There are some child tax-credit provisions that would make the working poor eligible for at least part of the $400 increase, but the House legislation does not contain the Senate-approved language about troops serving in a combat zone.
In what House Republicans described as an attempt to balance the Senate's fixation on helping the poor, the House bill would extend the child tax-credit increase for other taxpayers through 2010, instead of dropping the new maximum $1,000 credit back to $600 in 2005. It also would eliminate a marriage penalty for couples with incomes of up to $150,000 who apply for the child tax credit.
Rep. Bill Thomas, R-Calif., the House Ways and Means Committee chairman who fashioned the House bill, said he didn't think it was necessary to include the combat-zone eligibility rules for service members since their income wasn't being taxed. "This is raw politics," he conceded.
And he said the bill was doing something for troops by including the entire House version of the Armed Forces Tax Fairness Act, a bill that has passed the House and Senate several times but has never been enacted because lawmakers have never met to work out minor differences.
Putting $836 million of military-related tax provisions into a bill that appears to be going nowhere — because lawmakers have no way of paying for the $82 billion in other tax cuts — doesn't seem like progress, said military association representatives who have pushed for the changes. But they did not want to publicly criticize Thomas because of the influence he has over tax legislation.
Rep. Charles Rangel of New York, senior Democrat on the Ways and Means Committee, said House Republicans really don't have any intention of getting the tax bill approved.
"This is one of the most cynical and hypocritical moves I have ever seen," he said. "When it comes to tax relief, Republicans have their priorities backward. They pass hundreds of billions in tax breaks for people who have lots of unearned income, such as capital gains and dividends, but they penalize those who work hard for a living and, worse yet, those who have put their lives on the line for the country.
"The Republicans actually think that the child of a combat veteran should receive a smaller child tax credit than the child of a member of Congress because the member pays more income tax," Rangel said.

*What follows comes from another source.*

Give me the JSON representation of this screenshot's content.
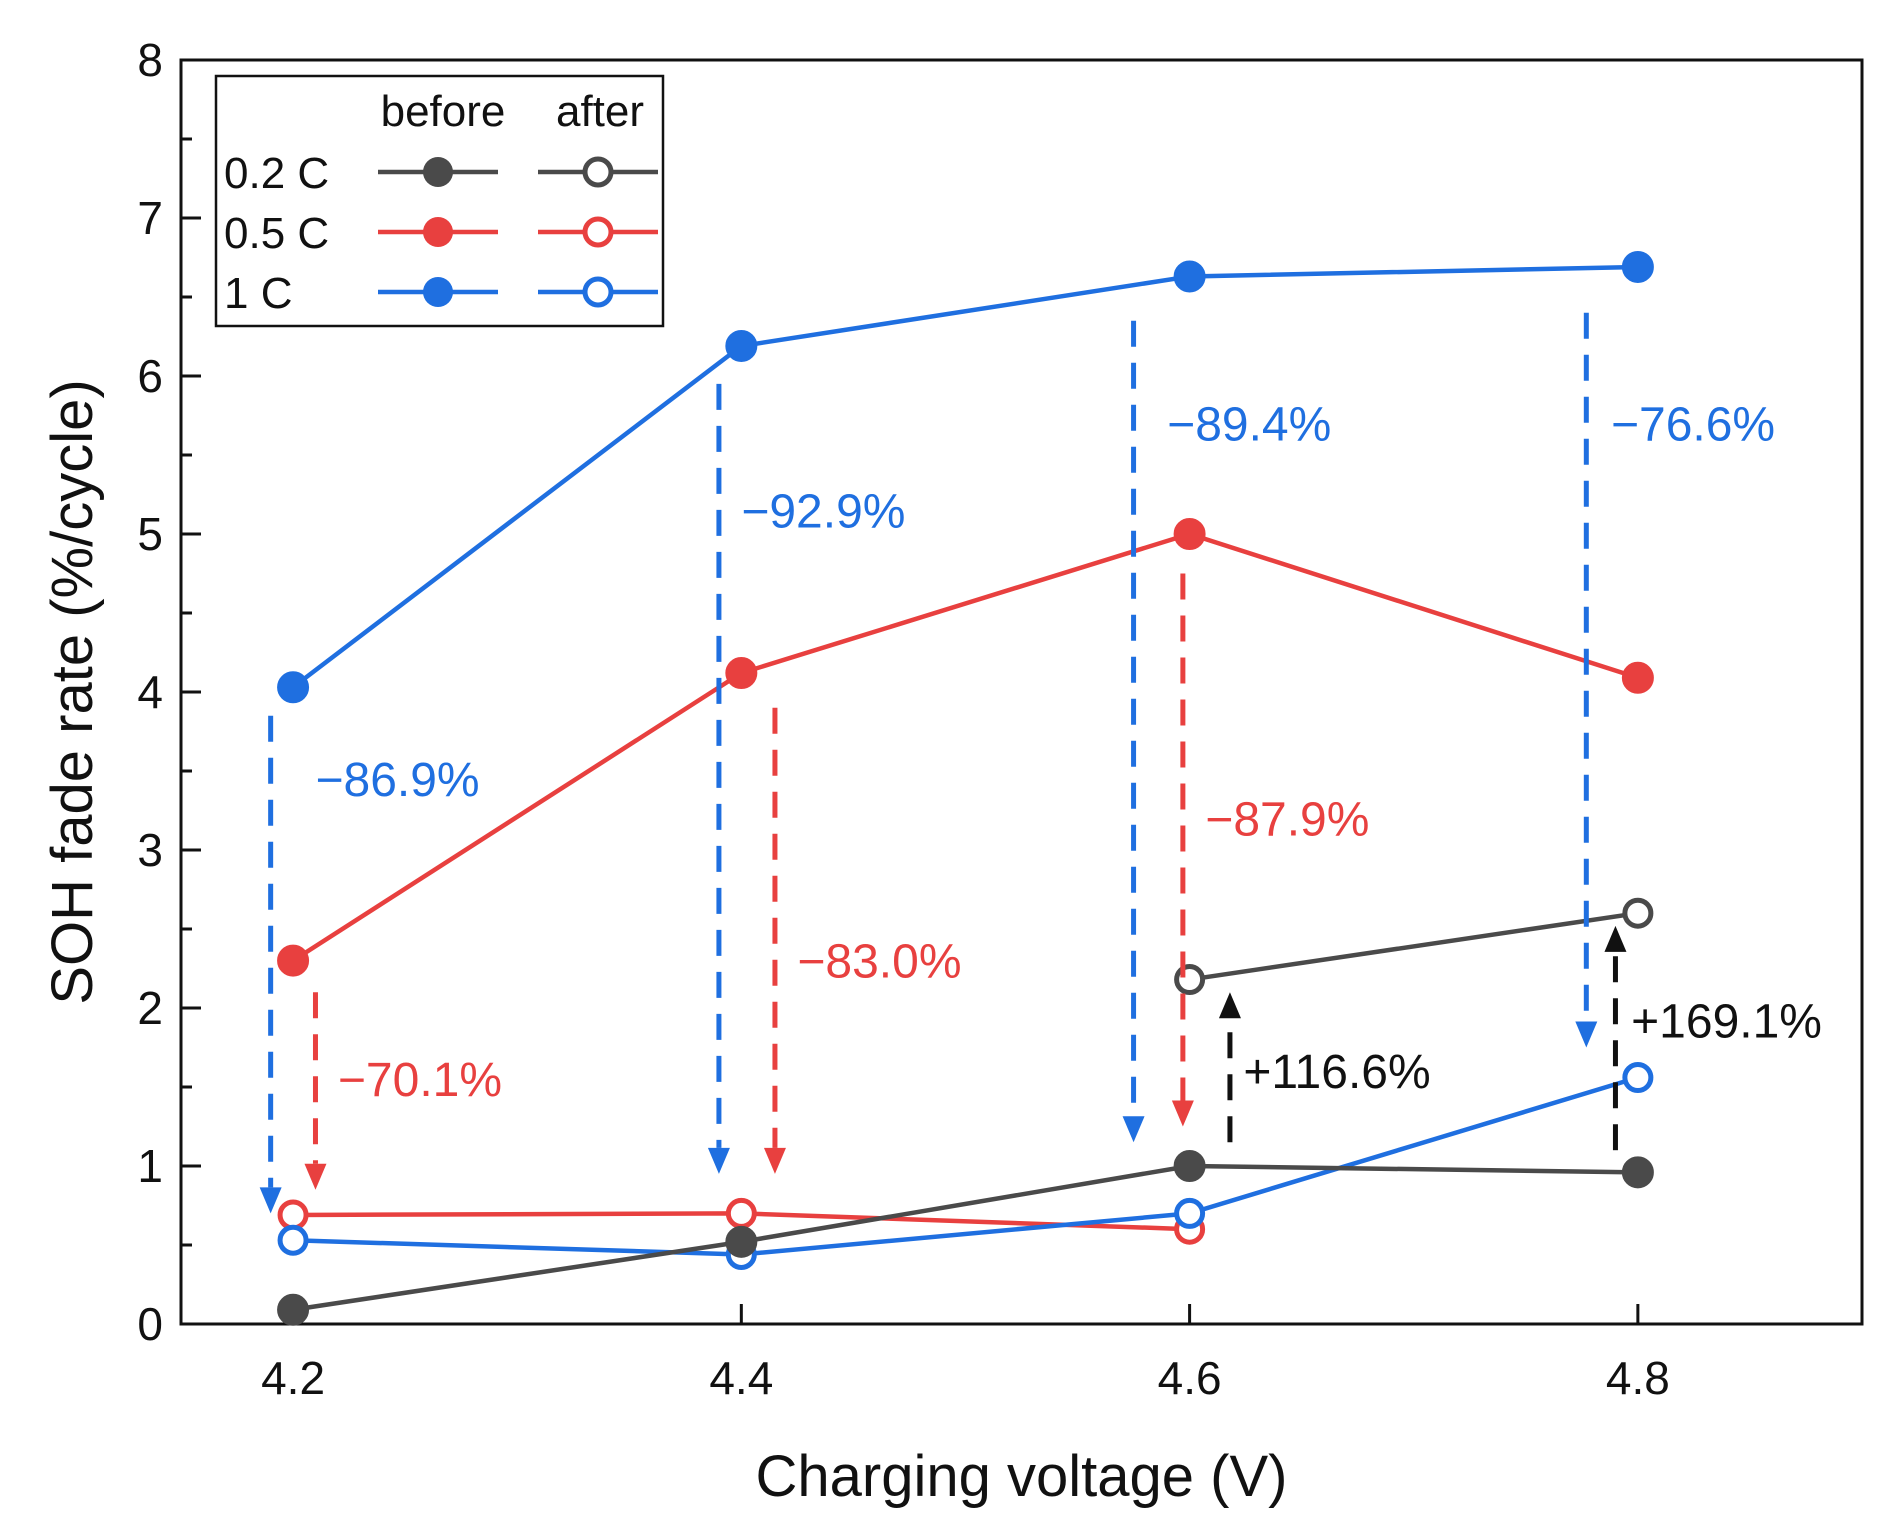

The Senate isn't any happier with the House bill. The Child Tax Credit Act passed the Senate by a 94-2 vote. In a joint statement, Sens. Blanche Lincoln, D-Ark., and Olympia Snowe, R-Maine, said the House seems bent on slowing down the process.
"We don't have time to hold these working families hostage in a protracted debate about another large tax cut," their statement says. "Playing politics with the refundable child tax credit just raises the bar for these working families, and that's just not fair."